Tuesday,
12/3/ 13
St
Francis Xavier was born a proud Basque. At nineteen, as a student at the
University of Paris he was offended when his companion, Pierre Favre, attached
himself to a limping old common soldier named Ignatius of Loyola; but once he
was exposed to Loyola’s militant faith, he became his disciple. (Later, when
Francis was writing to Ignatius from India, he always knelt out of reverence
for him.)
At
twenty-eight Francis became one of the original Company of Jesus, followers of
Ignatius, who came to be known as Jesuits.
In
1493 Pope Alexander VI had given the Western hemisphere to Spain, and the
Eastern hemisphere to Portugal.
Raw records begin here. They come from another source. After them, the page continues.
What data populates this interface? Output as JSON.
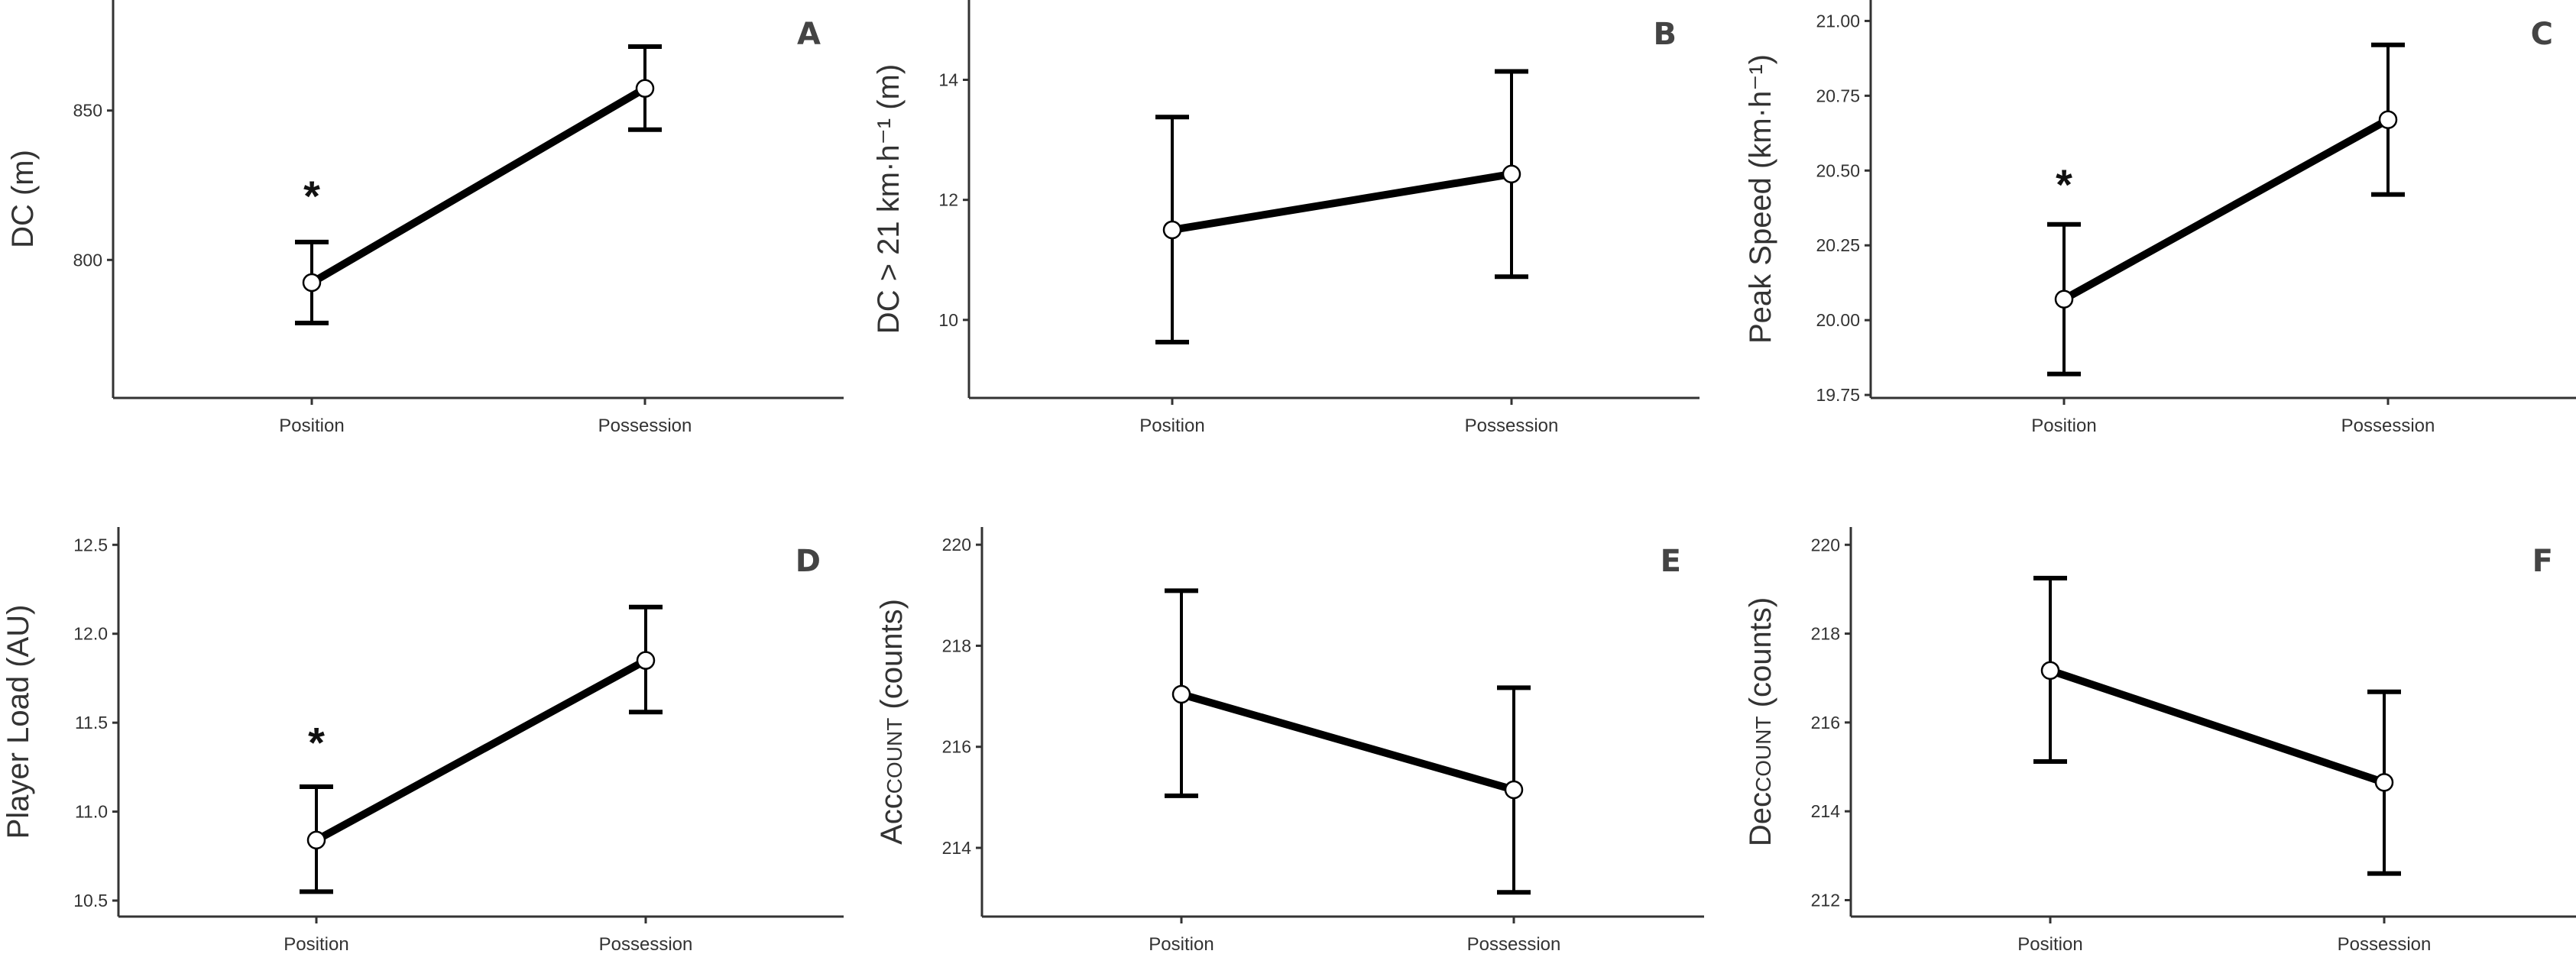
{
  "chart_data": [
    {
      "type": "line",
      "panel": "A",
      "categories": [
        "Position",
        "Possession"
      ],
      "ylabel": "DC (m)",
      "ylim": [
        753.8,
        887
      ],
      "yticks": [
        "800",
        "850"
      ],
      "values": [
        792.4,
        857.4
      ],
      "error_low": [
        778.9,
        843.6
      ],
      "error_high": [
        806.0,
        871.4
      ],
      "significance": [
        "*",
        ""
      ],
      "significance_y": 822,
      "grid": false
    },
    {
      "type": "line",
      "panel": "B",
      "categories": [
        "Position",
        "Possession"
      ],
      "ylabel": "DC > 21 km·h⁻¹ (m)",
      "ylim": [
        8.7,
        15.33
      ],
      "yticks": [
        "10",
        "12",
        "14"
      ],
      "values": [
        11.5,
        12.43
      ],
      "error_low": [
        9.63,
        10.72
      ],
      "error_high": [
        13.38,
        14.14
      ],
      "significance": [
        "",
        ""
      ],
      "grid": false
    },
    {
      "type": "line",
      "panel": "C",
      "categories": [
        "Position",
        "Possession"
      ],
      "ylabel": "Peak Speed (km·h⁻¹)",
      "ylim": [
        19.74,
        21.07
      ],
      "yticks": [
        "19.75",
        "20.00",
        "20.25",
        "20.50",
        "20.75",
        "21.00"
      ],
      "values": [
        20.07,
        20.67
      ],
      "error_low": [
        19.82,
        20.42
      ],
      "error_high": [
        20.32,
        20.92
      ],
      "significance": [
        "*",
        ""
      ],
      "significance_y": 20.46,
      "grid": false
    },
    {
      "type": "line",
      "panel": "D",
      "categories": [
        "Position",
        "Possession"
      ],
      "ylabel": "Player Load (AU)",
      "ylim": [
        10.41,
        12.6
      ],
      "yticks": [
        "10.5",
        "11.0",
        "11.5",
        "12.0",
        "12.5"
      ],
      "values": [
        10.84,
        11.85
      ],
      "error_low": [
        10.55,
        11.56
      ],
      "error_high": [
        11.14,
        12.15
      ],
      "significance": [
        "*",
        ""
      ],
      "significance_y": 11.4,
      "grid": false
    },
    {
      "type": "line",
      "panel": "E",
      "categories": [
        "Position",
        "Possession"
      ],
      "ylabel": "Acc",
      "ylabel_sub": "COUNT",
      "ylabel_unit": " (counts)",
      "ylim": [
        212.64,
        220.35
      ],
      "yticks": [
        "214",
        "216",
        "218",
        "220"
      ],
      "values": [
        217.04,
        215.15
      ],
      "error_low": [
        215.03,
        213.12
      ],
      "error_high": [
        219.09,
        217.17
      ],
      "significance": [
        "",
        ""
      ],
      "grid": false
    },
    {
      "type": "line",
      "panel": "F",
      "categories": [
        "Position",
        "Possession"
      ],
      "ylabel": "Dec",
      "ylabel_sub": "COUNT",
      "ylabel_unit": " (counts)",
      "ylim": [
        211.63,
        220.4
      ],
      "yticks": [
        "212",
        "214",
        "216",
        "218",
        "220"
      ],
      "values": [
        217.17,
        214.65
      ],
      "error_low": [
        215.12,
        212.6
      ],
      "error_high": [
        219.25,
        216.69
      ],
      "significance": [
        "",
        ""
      ],
      "grid": false
    }
  ],
  "colors": {
    "line": "#000000",
    "marker_fill": "#ffffff",
    "axis": "#333333",
    "panel_letter": "#444444"
  }
}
In 1540, when Francis was thirty-four, King
John of Portugal sent Francis off to India as the Apostolic Nuncio to all of
the Far East. In that role Francis brought the faith to India, Burma, Malaysia,
the East Indies, Japan and China.
Being
frustrated at learning Japanese, he tried preaching from sermons in Japanese
written in Spanish lettering. He was unsuccessful at that, but three young
Jesuits whom he left behind there, over fifty years, mastered the language,
leaving converts whose descendents died in our bombing of Nagasaki.
Francis,
at age forty-six, died on a Chinese island near Macao. Perhaps he had too much
of the mentality of a soldier for the faith. In India he organized Catholic youths
to raid Hindu shrines, destroying idols. And he had petitioned the Church in
Rome to set up the Inquisition to bring fallen away Catholics to trial.